Em 28 de Dezembro de 2012, realizou-se em Macau um leilão de obras de arte no qual, apesar de terem sido arrematados diversos lotes muito valiosos, o respectivo comprador se arrependeu, já após a “martelada”. A leiloeira veio alegar que nada tinha sido vendido por não se ter concretizado nem o pagamento nem a entrega das pinturas leiloadas.

Face ao valor desses lotes, o Selo teria representado mais de 4 milhões de patacas, que as Finanças liquidaram oficiosamente. A leiloeira recorreu para o Tribunal de Segunda Instância que, em Fevereiro de 2015, negou provimento ao recurso.

Ainda inconformada, a leiloeira recorreu para o Tribunal de Última Instância que, em Julho de 2019, decidiu anular a tal liquidação, entendendo que, como “a arrematação não foi seguida pela conclusão da compra e venda dos bens móveis leiloados, por desistência do arrematante”, não havia ali lugar à tributação em Imposto do Selo.

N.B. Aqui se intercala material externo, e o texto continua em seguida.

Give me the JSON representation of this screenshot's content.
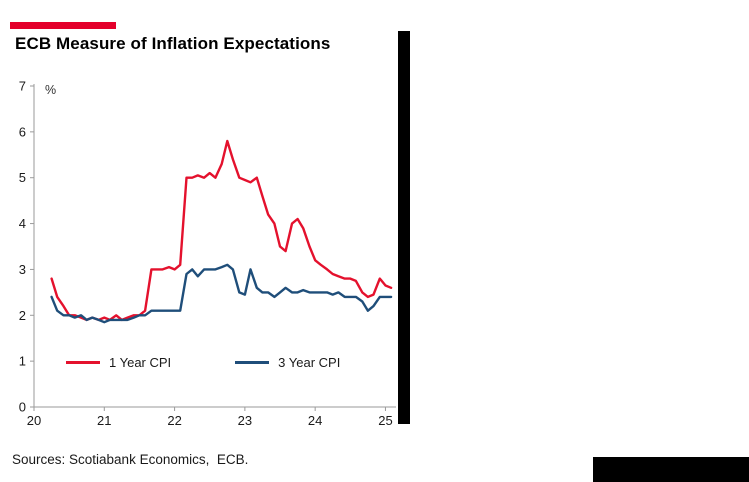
{
  "header": {
    "title": "ECB Measure of Inflation Expectations",
    "accent_color": "#e4002b"
  },
  "footer": {
    "sources": "Sources: Scotiabank Economics,  ECB."
  },
  "decor": {
    "divider_color": "#000000"
  },
  "chart_data": {
    "type": "line",
    "title": "ECB Measure of Inflation Expectations",
    "xlabel": "",
    "ylabel": "%",
    "ylim": [
      0,
      7
    ],
    "xlim": [
      20,
      25.15
    ],
    "y_ticks": [
      0,
      1,
      2,
      3,
      4,
      5,
      6,
      7
    ],
    "x_ticks": [
      20,
      21,
      22,
      23,
      24,
      25
    ],
    "grid": false,
    "legend_position": "inside-bottom",
    "axis_color": "#9a9a9a",
    "series": [
      {
        "name": "1 Year CPI",
        "color": "#e4112d",
        "x": [
          20.25,
          20.33,
          20.42,
          20.5,
          20.58,
          20.67,
          20.75,
          20.83,
          20.92,
          21.0,
          21.08,
          21.17,
          21.25,
          21.33,
          21.42,
          21.5,
          21.58,
          21.67,
          21.75,
          21.83,
          21.92,
          22.0,
          22.08,
          22.17,
          22.25,
          22.33,
          22.42,
          22.5,
          22.58,
          22.67,
          22.75,
          22.83,
          22.92,
          23.0,
          23.08,
          23.17,
          23.25,
          23.33,
          23.42,
          23.5,
          23.58,
          23.67,
          23.75,
          23.83,
          23.92,
          24.0,
          24.08,
          24.17,
          24.25,
          24.33,
          24.42,
          24.5,
          24.58,
          24.67,
          24.75,
          24.83,
          24.92,
          25.0,
          25.08
        ],
        "values": [
          2.8,
          2.4,
          2.2,
          2.0,
          2.0,
          1.95,
          1.9,
          1.95,
          1.9,
          1.95,
          1.9,
          2.0,
          1.9,
          1.95,
          2.0,
          2.0,
          2.1,
          3.0,
          3.0,
          3.0,
          3.05,
          3.0,
          3.1,
          5.0,
          5.0,
          5.05,
          5.0,
          5.1,
          5.0,
          5.3,
          5.8,
          5.4,
          5.0,
          4.95,
          4.9,
          5.0,
          4.6,
          4.2,
          4.0,
          3.5,
          3.4,
          4.0,
          4.1,
          3.9,
          3.5,
          3.2,
          3.1,
          3.0,
          2.9,
          2.85,
          2.8,
          2.8,
          2.75,
          2.5,
          2.4,
          2.45,
          2.8,
          2.65,
          2.6
        ]
      },
      {
        "name": "3 Year CPI",
        "color": "#1f4e7a",
        "x": [
          20.25,
          20.33,
          20.42,
          20.5,
          20.58,
          20.67,
          20.75,
          20.83,
          20.92,
          21.0,
          21.08,
          21.17,
          21.25,
          21.33,
          21.42,
          21.5,
          21.58,
          21.67,
          21.75,
          21.83,
          21.92,
          22.0,
          22.08,
          22.17,
          22.25,
          22.33,
          22.42,
          22.5,
          22.58,
          22.67,
          22.75,
          22.83,
          22.92,
          23.0,
          23.08,
          23.17,
          23.25,
          23.33,
          23.42,
          23.5,
          23.58,
          23.67,
          23.75,
          23.83,
          23.92,
          24.0,
          24.08,
          24.17,
          24.25,
          24.33,
          24.42,
          24.5,
          24.58,
          24.67,
          24.75,
          24.83,
          24.92,
          25.0,
          25.08
        ],
        "values": [
          2.4,
          2.1,
          2.0,
          2.0,
          1.95,
          2.0,
          1.9,
          1.95,
          1.9,
          1.85,
          1.9,
          1.9,
          1.9,
          1.9,
          1.95,
          2.0,
          2.0,
          2.1,
          2.1,
          2.1,
          2.1,
          2.1,
          2.1,
          2.9,
          3.0,
          2.85,
          3.0,
          3.0,
          3.0,
          3.05,
          3.1,
          3.0,
          2.5,
          2.45,
          3.0,
          2.6,
          2.5,
          2.5,
          2.4,
          2.5,
          2.6,
          2.5,
          2.5,
          2.55,
          2.5,
          2.5,
          2.5,
          2.5,
          2.45,
          2.5,
          2.4,
          2.4,
          2.4,
          2.3,
          2.1,
          2.2,
          2.4,
          2.4,
          2.4
        ]
      }
    ]
  }
}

Curiosamente, apesar de ter dado entrada na Assembleia Legislativa em Outubro de 2019, portanto já depois da decisão do TUI, a versão inicial da Proposta de Lei ainda não incluía o aditamento, que só veio a ser proposto em Dezembro do ano seguinte, de três artigos com a finalidade de resolver a mesma controvérsia por via legislativa.

Assim, entre outras disposições relativas à tributação das arrematações, fica a partir de agora claro que o Selo passa a ser devido “com a batida do martelo ou outros actos equivalentes”.

Outras alterações

A Lei n.º 24/2020 contém ainda um número significativo de outras alterações, que se revestem de carácter vincadamente técnico e cuja análise um artigo desta índole não comporta.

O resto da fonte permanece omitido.